—D'ailleurs, qu'est donc une amitié qui recule devant la complicité? demanda-t-il un soir à Michel Chrestien qu'il avait reconduit jusque chez lui, en compagnie de Léon Giraud.
—Nous ne reculons devant rien, répondit Michel Chrestien. Si tu avais le malheur de tuer ta maîtresse, je t'aiderais à cacher ton crime et pourrais t'estimer encore; mais, si tu devenais espion, je te fuirais avec horreur, car tu serais lâche et infâme par système. Voilà le journalisme en deux mots. L'amitié pardonne l'erreur, le mouvement irréfléchi de la passion; elle doit être implacable pour le parti pris de trafiquer de son âme, de son esprit et de sa pensée.
—Ne puis-je me faire journaliste pour vendre mon recueil de poésies et mon roman, puis abandonner aussitôt le journal?
—Machiavel se conduirait ainsi, mais non Lucien de Rubempré, dit Léon Giraud.
—Eh! bien, s'écria Lucien, je vous prouverai que je vaux Machiavel.
—Ah! s'écria Michel en serrant la main de Léon, tu viens de le perdre.

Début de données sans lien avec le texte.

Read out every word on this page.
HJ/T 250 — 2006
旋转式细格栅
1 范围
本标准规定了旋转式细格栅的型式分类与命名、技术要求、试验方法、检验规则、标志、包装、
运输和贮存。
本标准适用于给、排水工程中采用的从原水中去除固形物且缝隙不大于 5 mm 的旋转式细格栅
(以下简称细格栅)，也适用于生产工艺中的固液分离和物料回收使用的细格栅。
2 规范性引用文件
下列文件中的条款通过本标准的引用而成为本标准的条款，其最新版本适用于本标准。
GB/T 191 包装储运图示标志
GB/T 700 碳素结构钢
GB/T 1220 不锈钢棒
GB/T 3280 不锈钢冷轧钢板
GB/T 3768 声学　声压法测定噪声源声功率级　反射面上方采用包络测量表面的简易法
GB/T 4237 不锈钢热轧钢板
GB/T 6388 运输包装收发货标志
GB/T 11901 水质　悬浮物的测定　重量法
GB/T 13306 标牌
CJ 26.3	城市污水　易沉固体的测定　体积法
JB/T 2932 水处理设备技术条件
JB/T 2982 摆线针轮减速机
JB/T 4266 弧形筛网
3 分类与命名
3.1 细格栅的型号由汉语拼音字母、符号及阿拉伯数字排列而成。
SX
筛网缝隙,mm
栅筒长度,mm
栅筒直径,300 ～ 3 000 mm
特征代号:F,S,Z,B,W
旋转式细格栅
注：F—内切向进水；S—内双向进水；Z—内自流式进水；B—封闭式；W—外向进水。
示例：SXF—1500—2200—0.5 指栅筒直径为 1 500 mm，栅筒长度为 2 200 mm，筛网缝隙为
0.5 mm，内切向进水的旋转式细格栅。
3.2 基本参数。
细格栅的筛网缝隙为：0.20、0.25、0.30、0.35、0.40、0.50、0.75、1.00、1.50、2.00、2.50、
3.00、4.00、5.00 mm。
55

Lucien, dit-il, tu as trois cents francs, c'est de quoi vivre pendant trois mois à ton aise; eh! bien, travaille, fais un second roman, d'Arthez et Fulgence t'aideront pour le plan, tu grandiras, tu seras un romancier. Moi, je pénétrerai dans un de ces lupanar de la pensée, je serai journaliste pendant trois mois, je te vendrai tes livres à quelque libraire de qui j'attaquerai les publications, j'écrirai les articles, j'en obtiendrai pour toi; nous organiserons un succès, tu seras un grand homme, et tu resteras notre Lucien.
—Tu me méprises donc bien en croyant que je périrais là où tu te sauveras! dit le poète.

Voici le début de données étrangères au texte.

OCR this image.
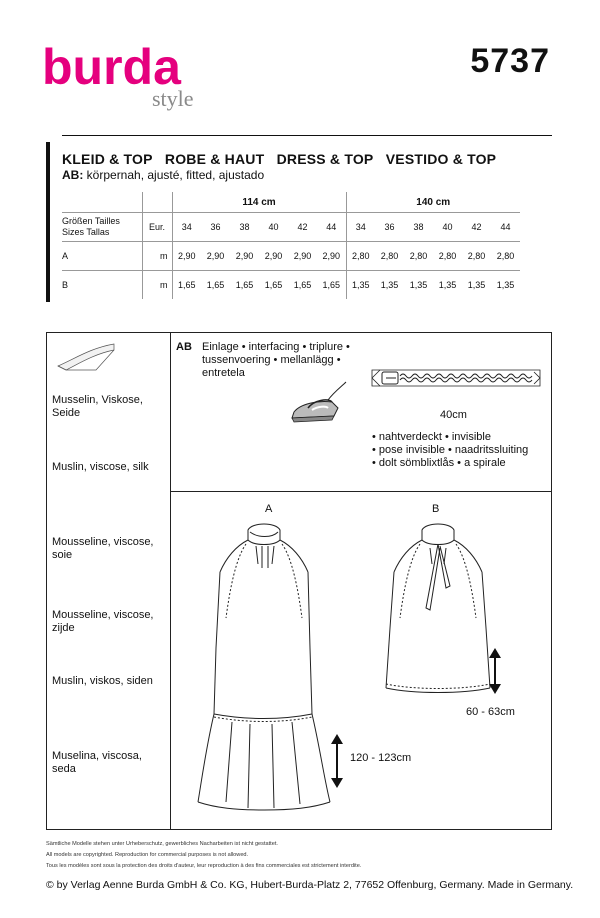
burda
style
5737
KLEID & TOP ROBE & HAUT DRESS & TOP VESTIDO & TOP
AB: körpernah, ajusté, fitted, ajustado
		114 cm						140 cm					
Größen Tailles
Sizes Tallas	Eur.	34	36	38	40	42	44	34	36	38	40	42	44
A	m	2,90	2,90	2,90	2,90	2,90	2,90	2,80	2,80	2,80	2,80	2,80	2,80
B	m	1,65	1,65	1,65	1,65	1,65	1,65	1,35	1,35	1,35	1,35	1,35	1,35
Musselin, Viskose, Seide
Muslin, viscose, silk
Mousseline, viscose, soie
Mousseline, viscose, zijde
Muslin, viskos, siden
Muselina, viscosa, seda
AB Einlage • interfacing • triplure •
tussenvoering • mellanlägg •
entretela
40cm
• nahtverdeckt • invisible
• pose invisible • naadritssluiting
• dolt sömblixtlås • a spirale
A	B
120 - 123cm
60 - 63cm
Sämtliche Modelle stehen unter Urheberschutz, gewerbliches Nacharbeiten ist nicht gestattet.
All models are copyrighted. Reproduction for commercial purposes is not allowed.
Tous les modèles sont sous la protection des droits d'auteur, leur reproduction à des fins commerciales est strictement interdite.
© by Verlag Aenne Burda GmbH & Co. KG, Hubert-Burda-Platz 2, 77652 Offenburg, Germany. Made in Germany.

—Pardonnez-lui, mon Dieu, c'est un enfant! s'écria Michel Chrestien.
Après s'être dégourdi l'esprit pendant les soirées passées chez d'Arthez, Lucien avait étudié les plaisanteries et les articles des petits journaux. Sûr d'être au moins l'égal des plus spirituels rédacteurs, il s'essaya secrètement à cette gymnastique de la pensée, et sortit un matin avec la triomphante idée d'aller demander du service à quelque colonel de ces troupes légères de la Presse. Il se mit dans sa tenue la plus distinguée et passa les ponts en pensant que des auteurs, des journalistes, des écrivains, enfin ses frères futurs auraient un peu plus de tendresse et de désintéressement que les deux genres de libraires contre lesquels s'étaient heurtées ses espérances. Il rencontrerait des sympathies, quelque bonne et douce affection comme celle qu'il trouvait au Cénacle de la rue des Quatre-Vents. En proie aux émotions du pressentiment écouté, combattu, qu'aiment tant les hommes d'imagination, il arriva rue Saint-Fiacre auprès du boulevard Montmartre, devant la maison où se trouvaient les bureaux du petit journal et dont l'aspect lui fit éprouver les palpitations du jeune homme entrant dans un mauvais lieu. Néanmoins il monta dans les bureaux situés à l'entresol. Dans la première pièce, que divisait en deux parties égales une cloison moitié en planches et moitié grillagée jusqu'au plafond, il trouva un invalide manchot qui de son unique main tenait plusieurs rames de papier sur la tête et avait entre ses dents le livret voulu par l'administration du Timbre. Ce pauvre homme, dont la figure était d'un ton jaune et semée de bulbes rouges, ce qui lui valait le surnom de Coloquinte, lui montra derrière le grillage le Cerbère du journal. Ce personnage était un vieil officier décoré, le nez enveloppé de moustaches grises, un bonnet de soie noire sur la tête, et enseveli dans une ample redingote bleue comme une tortue sous sa carapace.
—De quel jour monsieur veut-il que parte son abonnement? lui demanda l'officier de l'Empire.